Vicentina

Fazia tempo que eu não passava entre as grades. Nem tinha certeza de que passaria, pois estou mais gorda depois desses anos todos, mas tentei e quando vi estava na rua. Logo parti em busca da Juno ou daquelas pessoas de cheiro bom que nos deixaram. Comecei a caminhar em busca de algum deles, tudo porque não suportava mais ficar em casa com pessoas que não gostavam de mim.

Caminhei por uns 3 dias, senti frio, não achava a Juno para podermos deitar juntas, descansei onde podia, bebi água de poças, sofri muito com a chuva — odeio chuva — e nada. Minha cabeça ficava cada vez mais confusa com a fome. Eu pensava que encontraria logo a Juno ou aquelas pessoas que me afagavam, mas não encontrava ninguém e já nem sabia mais para onde estava indo. Só sabia que não queria voltar para casa, não queria ver aquela mulher que dizia sempre “Sai, Vicentina” ou pra aquela que me sorria e depois sumia. Não, eu tinha que achar a Juno.

Então, entrei num lugar cheio de carros e pessoas que caminhavam muito de um lado para outro. Falavam sozinhas com umas coisas de plástico no ouvido. Depois saíam. Antes de recomeçar minha busca, decidi ficar um tempo por ali porque tinha cheiro de carne. Às vezes, eles saiam rapidamente de carro, quase correndo, sempre em grupos, era estranho. Uma hora, uma moça saiu com um cigarro na mão e eu achei que podia me aproximar. Ela me fez carinho e eu fiquei feliz. Ela viu que gostei.

Mas devia ser meio burra porque disse “Vem cá, Pretinha” sem usar meu verdadeiro nome. Lá não estava a Juno, mas tinha comida. A moça fez um tom de voz feliz quando me viu comer com vontade. Lá tinha carne com cheiro de fumaça. Degustando aquilo, lembrei do dia em que levaram a Juno. Ela ficou deitada parada no chão do pátio com o mesmo cheiro daquele pássaro que caçamos. Era um cheiro estranho, sem fumaça, mas não era ruim. Aí, as pessoas que eu não quero mais ver pegaram ela no chão e a levaram. Ela nunca mais voltou e eu fiquei lá num canto, quieta, triste, com saudade e louca para procurá-la. E saí.

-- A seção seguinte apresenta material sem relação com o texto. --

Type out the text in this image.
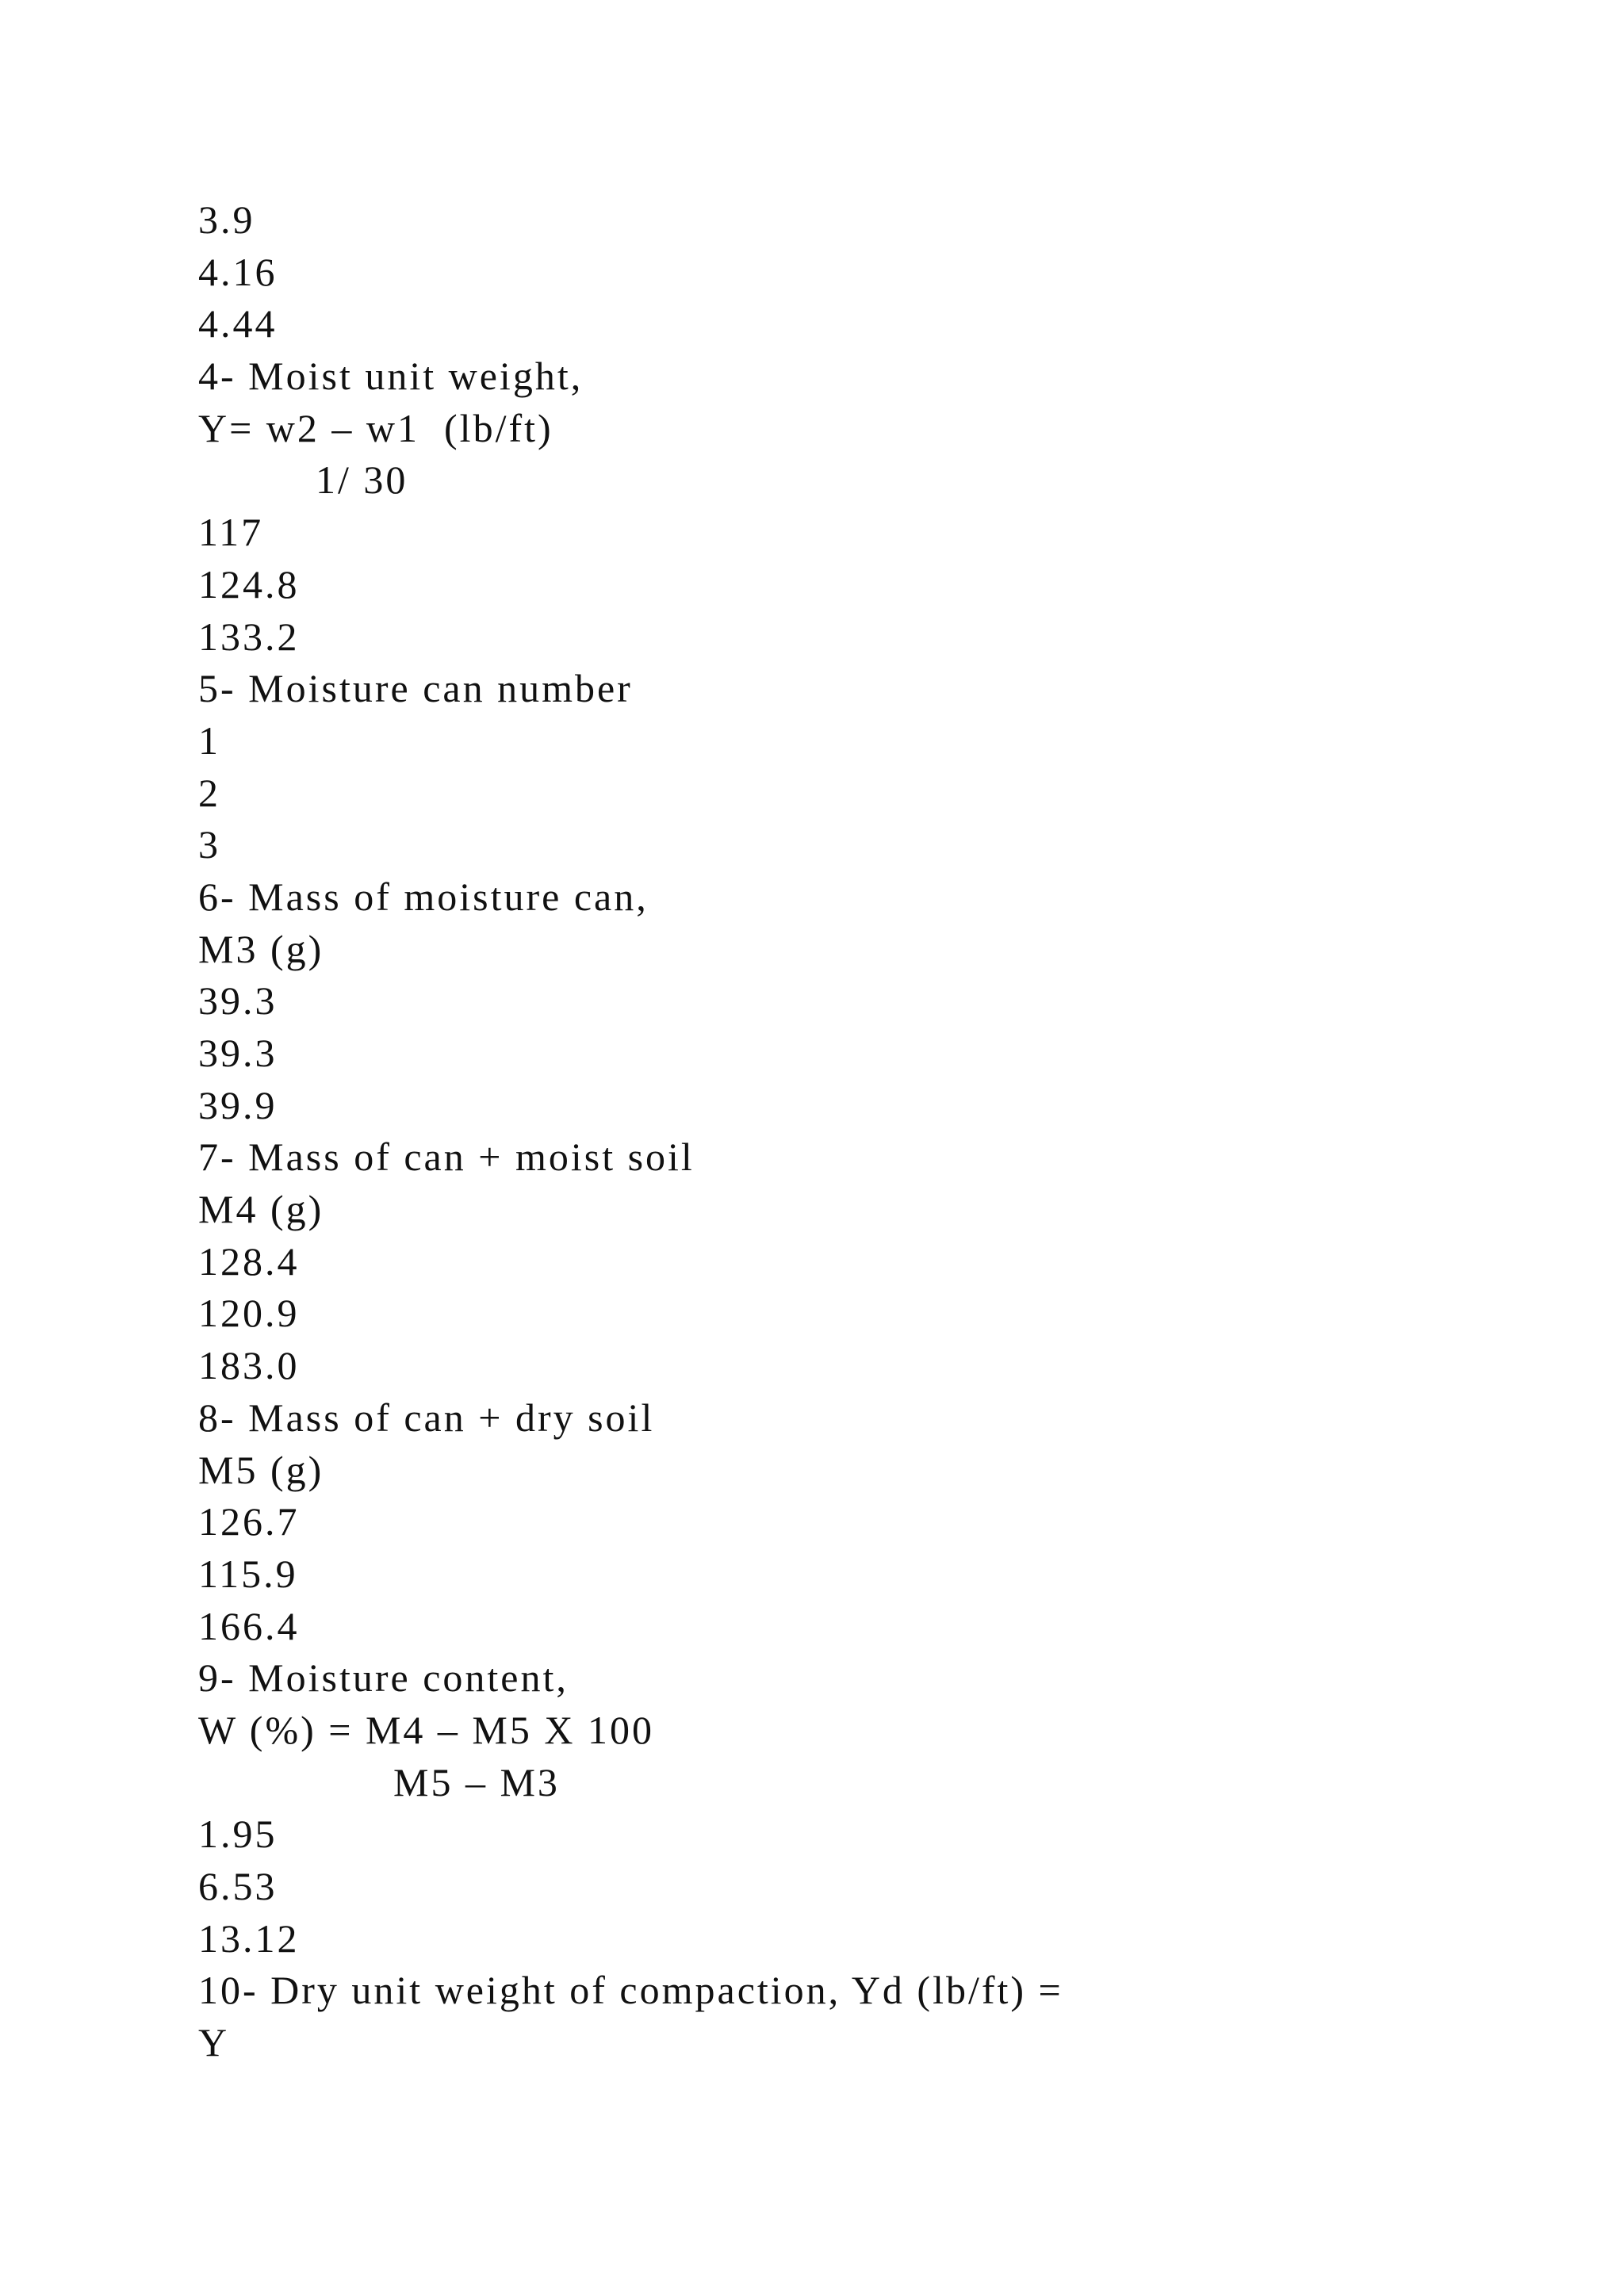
3.9
4.16
4.44
4- Moist unit weight,
Y= w2 – w1  (lb/ft)
1/ 30
117
124.8
133.2
5- Moisture can number
1
2
3
6- Mass of moisture can,
M3 (g)
39.3
39.3
39.9
7- Mass of can + moist soil
M4 (g)
128.4
120.9
183.0
8- Mass of can + dry soil
M5 (g)
126.7
115.9
166.4
9- Moisture content,
W (%) = M4 – M5 X 100
M5 – M3
1.95
6.53
13.12
10- Dry unit weight of compaction, Yd (lb/ft) =
Y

Agora, tanta gente passava a mão em mim, eram tantas as pessoas diferentes que gostavam de mim que eu sentia um quebranto de ir ficando por lá em vez de procurar a Juno ou as pessoas de cheiro bom. Lá tinha um inebriante cheiro de fumaça misturada com carne e eles também usavam umas coisas de ferro na cintura que também tinha cheiro de fumaça. E entravam e saíam. Também tinha gente que chegava lá com as mãos amarradas. Eles guardavam aquelas pessoas como a gente ruim que ficou na minha casa fazia comigo. Então, nem tudo era novidade.

De noite, sempre tinha alguém que botava fogo num buraco da parede e eu ganhava mais carne enfumaçada. Como ir embora? De vez em quando, me atiravam carne antes de acender o fogo e eu lembrava de novo da Juno e de que tinha que procurá-la. Mas confesso que estava gostando daquela nova rotina de agrados e carne. Tentava me comportar bem para que eles fizessem aquele tom de voz feliz.

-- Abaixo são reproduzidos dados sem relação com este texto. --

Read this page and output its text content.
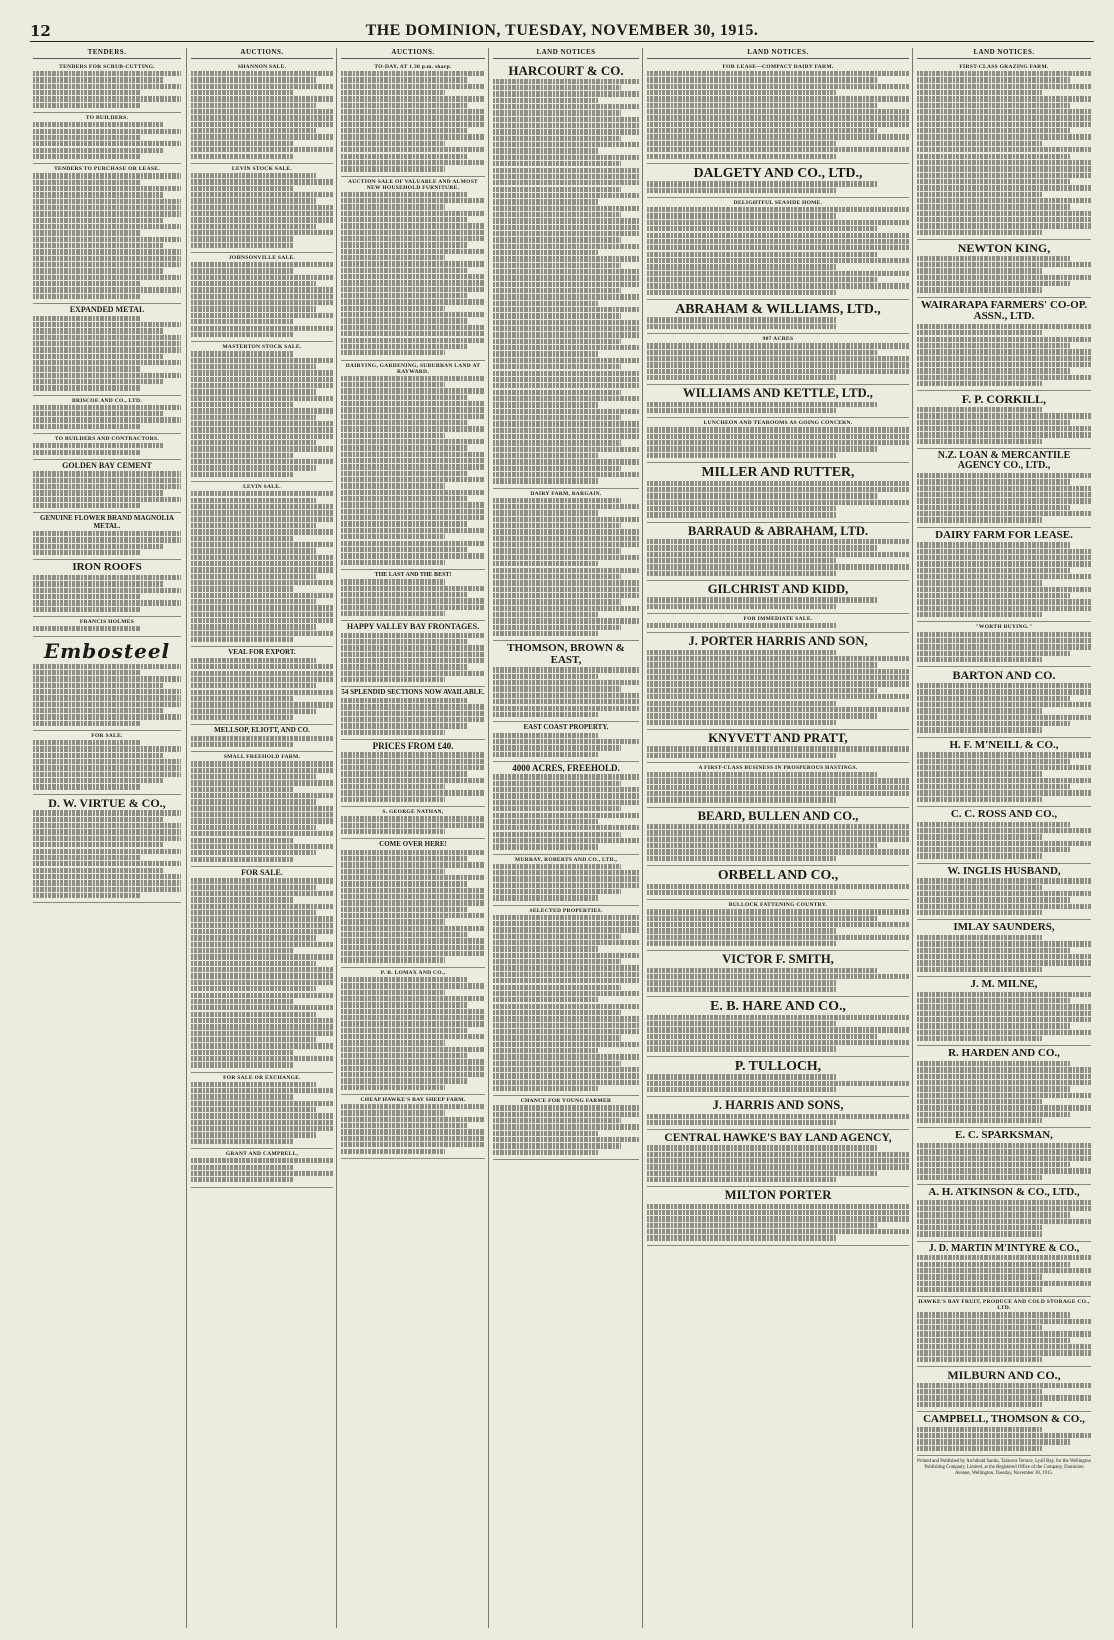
12	THE DOMINION, TUESDAY, NOVEMBER 30, 1915.
TENDERS.
TENDERS FOR SCRUB-CUTTING.
TO BUILDERS.
TENDERS TO PURCHASE OR LEASE.
EXPANDED METAL
BRISCOE AND CO., LTD.
TO BUILDERS AND CONTRACTORS.
GOLDEN BAY CEMENT
GENUINE FLOWER BRAND MAGNOLIA METAL.
IRON ROOFS
FRANCIS HOLMES
Embosteel
FOR SALE.
D. W. VIRTUE & CO.,
AUCTIONS.
SHANNON SALE.
LEVIN STOCK SALE.
JOHNSONVILLE SALE.
MASTERTON STOCK SALE.
LEVIN SALE.
VEAL FOR EXPORT.
MELLSOP, ELIOTT, AND CO.
SMALL FREEHOLD FARM.
FOR SALE.
FOR SALE OR EXCHANGE.
GRANT AND CAMPBELL,
AUCTIONS.
TO-DAY, AT 1.30 p.m. sharp.
AUCTION SALE OF VALUABLE AND ALMOST NEW HOUSEHOLD FURNITURE.
DAIRYING, GARDENING, SUBURBAN LAND AT RAYWARD.
THE LAST AND THE BEST!
HAPPY VALLEY BAY FRONTAGES.
54 SPLENDID SECTIONS NOW AVAILABLE.
PRICES FROM £40.
S. GEORGE NATHAN,
COME OVER HERE!
P. B. LOMAX AND CO.,
CHEAP HAWKE'S BAY SHEEP FARM.
LAND NOTICES
HARCOURT & CO.
DAIRY FARM, BARGAIN.
THOMSON, BROWN & EAST,
EAST COAST PROPERTY.
4000 ACRES, FREEHOLD.
MURRAY, ROBERTS AND CO., LTD.,
SELECTED PROPERTIES.
CHANCE FOR YOUNG FARMER
LAND NOTICES.
FOR LEASE—COMPACT DAIRY FARM.
DALGETY AND CO., LTD.,
DELIGHTFUL SEASIDE HOME.
ABRAHAM & WILLIAMS, LTD.,
987 ACRES
WILLIAMS AND KETTLE, LTD.,
LUNCHEON AND TEAROOMS AS GOING CONCERN.
MILLER AND RUTTER,
BARRAUD & ABRAHAM, LTD.
GILCHRIST AND KIDD,
FOR IMMEDIATE SALE.
J. PORTER HARRIS AND SON,
KNYVETT AND PRATT,
A FIRST-CLASS BUSINESS IN PROSPEROUS HASTINGS.
BEARD, BULLEN AND CO.,
ORBELL AND CO.,
BULLOCK FATTENING COUNTRY.
VICTOR F. SMITH,
E. B. HARE AND CO.,
P. TULLOCH,
J. HARRIS AND SONS,
CENTRAL HAWKE'S BAY LAND AGENCY,
MILTON PORTER
LAND NOTICES.
FIRST-CLASS GRAZING FARM.
NEWTON KING,
WAIRARAPA FARMERS' CO-OP. ASSN., LTD.
F. P. CORKILL,
N.Z. LOAN & MERCANTILE AGENCY CO., LTD.,
DAIRY FARM FOR LEASE.
"WORTH BUYING."
BARTON AND CO.
H. F. M'NEILL & CO.,
C. C. ROSS AND CO.,
W. INGLIS HUSBAND,
IMLAY SAUNDERS,
J. M. MILNE,
R. HARDEN AND CO.,
E. C. SPARKSMAN,
A. H. ATKINSON & CO., LTD.,
J. D. MARTIN M'INTYRE & CO.,
HAWKE'S BAY FRUIT, PRODUCE AND COLD STORAGE CO., LTD.
MILBURN AND CO.,
CAMPBELL, THOMSON & CO.,
Printed and Published by Archibald Sando, Talavera Terrace, Lyall Bay, for the Wellington Publishing Company, Limited, at the Registered Office of the Company, Dominion Avenue, Wellington, Tuesday, November 30, 1915.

Só que um dia, de surpresa, chegou uma das pessoas ruins da minha casa e todos eles fizeram juntos tons de carinho pra mim. Eu não queria ir embora, mas me levaram de volta. Claro que eu pensei que a Juno estava em casa me esperando e fiquei até feliz quando vi que estavam me levando pra casa. Fiquei animada. Eu e ela íamos poder latir de novo para as pessoas que passavam na rua. Saí do carro em casa, procurei por ela, mas ela não estava lá.

Agora, quero ir embora de novo. Quero a Juno ou a gente que me dava carne ou aqueles de cheiro bom que até meio que esqueci. Lembro só que, quando eles foram embora, a gente ruim gritava com eles com o mesmo tom de quando eu fazia cocô na garagem porque não gosto de fazer cocô na chuva, só faço lá fora quando está seco. Quero ir embora. Só isso. Não quero mais comer, só quero ir embora.